I walked around and touched the bed, ran my palm over the large chest, sat in the wingback chairs, where a Tiffany standard lamp stood behind, and I’d imagined I’d sit and read before going to bed.
The remainder of the furniture in the rooms of this beautiful house could be modern, but I appreciated the old-world sturdy bed that wouldn’t give when the man I married would fuck me each night. Any new beds would probably collapse under the strain. Maybe the influence of too many old movies, had me fantasizing about this bedroom I was looking at now. I thought I’d had it with Phillip, but another dream had been shot to hell. I couldn’t help but protest.
“But those were my ideas you stole. Now you’re going to share it with another man.”
“The only man I’d share this house with is you.” And Jeremy pulled me to the edge of the bed, placed his hand on my chest, and pushed me on my back.

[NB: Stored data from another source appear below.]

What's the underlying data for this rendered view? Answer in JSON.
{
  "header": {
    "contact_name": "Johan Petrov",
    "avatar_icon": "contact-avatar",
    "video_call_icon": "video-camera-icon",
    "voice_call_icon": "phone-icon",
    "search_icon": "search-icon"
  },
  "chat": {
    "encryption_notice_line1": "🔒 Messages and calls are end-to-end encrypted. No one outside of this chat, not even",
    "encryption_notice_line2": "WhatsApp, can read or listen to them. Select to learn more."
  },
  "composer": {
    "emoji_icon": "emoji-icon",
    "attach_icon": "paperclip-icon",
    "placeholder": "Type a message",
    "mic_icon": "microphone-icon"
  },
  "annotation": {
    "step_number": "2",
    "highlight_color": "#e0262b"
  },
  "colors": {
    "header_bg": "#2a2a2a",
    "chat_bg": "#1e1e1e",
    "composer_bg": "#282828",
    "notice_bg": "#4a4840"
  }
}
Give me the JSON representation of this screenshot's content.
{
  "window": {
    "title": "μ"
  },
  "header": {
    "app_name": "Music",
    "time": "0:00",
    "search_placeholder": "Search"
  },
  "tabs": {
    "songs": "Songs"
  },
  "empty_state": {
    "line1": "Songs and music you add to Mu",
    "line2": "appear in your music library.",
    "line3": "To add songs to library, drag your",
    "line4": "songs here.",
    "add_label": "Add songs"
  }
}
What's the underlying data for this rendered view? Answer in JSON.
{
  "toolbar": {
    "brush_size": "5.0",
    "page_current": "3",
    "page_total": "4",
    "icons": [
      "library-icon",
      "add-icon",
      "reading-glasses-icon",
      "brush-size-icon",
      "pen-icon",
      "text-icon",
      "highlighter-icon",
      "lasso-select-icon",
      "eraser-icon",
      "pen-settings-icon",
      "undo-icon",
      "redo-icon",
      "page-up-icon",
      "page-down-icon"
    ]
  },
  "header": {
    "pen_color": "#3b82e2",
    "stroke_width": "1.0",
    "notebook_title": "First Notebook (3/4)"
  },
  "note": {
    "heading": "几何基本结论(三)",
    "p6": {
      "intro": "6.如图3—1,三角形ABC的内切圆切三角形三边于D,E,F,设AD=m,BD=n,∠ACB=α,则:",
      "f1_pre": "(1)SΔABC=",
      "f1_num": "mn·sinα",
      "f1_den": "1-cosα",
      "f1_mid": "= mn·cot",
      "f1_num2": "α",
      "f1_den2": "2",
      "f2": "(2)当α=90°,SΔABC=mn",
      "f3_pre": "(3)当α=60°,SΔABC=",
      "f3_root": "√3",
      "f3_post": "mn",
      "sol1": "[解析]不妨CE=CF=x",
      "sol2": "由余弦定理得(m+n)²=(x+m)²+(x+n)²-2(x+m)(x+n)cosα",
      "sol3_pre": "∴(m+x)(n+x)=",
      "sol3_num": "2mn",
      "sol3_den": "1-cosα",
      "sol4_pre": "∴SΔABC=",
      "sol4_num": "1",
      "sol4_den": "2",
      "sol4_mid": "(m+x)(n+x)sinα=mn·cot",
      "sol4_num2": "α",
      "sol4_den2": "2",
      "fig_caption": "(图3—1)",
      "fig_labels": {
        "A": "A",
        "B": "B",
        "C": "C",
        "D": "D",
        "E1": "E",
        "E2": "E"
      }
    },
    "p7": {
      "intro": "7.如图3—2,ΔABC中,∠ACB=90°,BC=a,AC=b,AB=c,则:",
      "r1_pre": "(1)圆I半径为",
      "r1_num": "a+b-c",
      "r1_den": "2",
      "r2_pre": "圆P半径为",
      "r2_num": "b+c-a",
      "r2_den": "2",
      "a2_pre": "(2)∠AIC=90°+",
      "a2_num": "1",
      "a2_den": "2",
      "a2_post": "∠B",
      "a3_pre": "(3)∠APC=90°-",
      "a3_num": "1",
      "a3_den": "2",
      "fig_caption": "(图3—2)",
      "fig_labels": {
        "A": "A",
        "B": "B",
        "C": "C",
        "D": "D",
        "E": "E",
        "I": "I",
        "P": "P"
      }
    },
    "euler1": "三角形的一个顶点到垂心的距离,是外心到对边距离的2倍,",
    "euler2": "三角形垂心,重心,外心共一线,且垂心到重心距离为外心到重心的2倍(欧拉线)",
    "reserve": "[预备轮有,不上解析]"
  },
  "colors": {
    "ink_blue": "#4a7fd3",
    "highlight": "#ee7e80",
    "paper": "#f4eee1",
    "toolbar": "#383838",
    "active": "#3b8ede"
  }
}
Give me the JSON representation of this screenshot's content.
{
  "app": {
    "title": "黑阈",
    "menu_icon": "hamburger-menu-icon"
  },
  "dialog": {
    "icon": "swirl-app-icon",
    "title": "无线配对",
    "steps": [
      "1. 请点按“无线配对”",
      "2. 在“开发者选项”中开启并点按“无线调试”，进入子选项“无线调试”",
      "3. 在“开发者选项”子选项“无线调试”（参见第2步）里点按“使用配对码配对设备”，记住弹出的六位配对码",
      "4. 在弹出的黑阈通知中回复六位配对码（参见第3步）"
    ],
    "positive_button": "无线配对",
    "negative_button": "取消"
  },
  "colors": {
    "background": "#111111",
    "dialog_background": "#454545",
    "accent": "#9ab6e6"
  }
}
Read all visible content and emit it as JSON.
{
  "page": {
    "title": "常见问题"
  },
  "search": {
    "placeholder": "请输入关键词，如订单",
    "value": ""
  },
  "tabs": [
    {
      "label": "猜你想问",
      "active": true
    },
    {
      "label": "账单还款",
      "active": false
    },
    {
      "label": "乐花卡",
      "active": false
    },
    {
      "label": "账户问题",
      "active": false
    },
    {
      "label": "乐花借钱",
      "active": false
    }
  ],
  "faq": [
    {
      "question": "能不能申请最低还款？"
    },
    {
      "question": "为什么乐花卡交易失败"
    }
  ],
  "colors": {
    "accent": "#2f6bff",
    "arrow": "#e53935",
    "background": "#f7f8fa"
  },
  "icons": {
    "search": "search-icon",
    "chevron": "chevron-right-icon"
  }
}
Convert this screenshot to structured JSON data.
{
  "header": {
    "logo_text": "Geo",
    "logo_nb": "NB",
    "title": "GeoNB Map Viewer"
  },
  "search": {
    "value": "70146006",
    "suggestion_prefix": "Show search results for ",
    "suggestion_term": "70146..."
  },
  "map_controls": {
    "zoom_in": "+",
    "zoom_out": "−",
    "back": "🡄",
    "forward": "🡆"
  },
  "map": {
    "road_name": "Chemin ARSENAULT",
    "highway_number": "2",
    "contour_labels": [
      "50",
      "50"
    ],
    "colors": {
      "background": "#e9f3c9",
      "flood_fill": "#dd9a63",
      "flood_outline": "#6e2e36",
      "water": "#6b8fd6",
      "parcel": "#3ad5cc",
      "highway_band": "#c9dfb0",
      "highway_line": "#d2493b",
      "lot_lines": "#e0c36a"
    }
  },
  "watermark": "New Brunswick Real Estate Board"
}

“That hurt,” I moaned, clutching my chest.
Leaning over me, his elbows on each side, he whispered, “That wasn’t hard. I thought you liked me rough.”
“I like my man rough, tender, and exclusive,” I admitted, looking into his blue eyes made bluer by the soft blue pullover he wore over his black slacks.
Jeremy pressed his hips down and his hard cock crashed against my thigh as he dry fucked me. My hands encircled his neck as he took my lips once again, and then he sank his teeth into my neck. As he sucked and bit, his hips rolled over me and my hips lifted to meet his.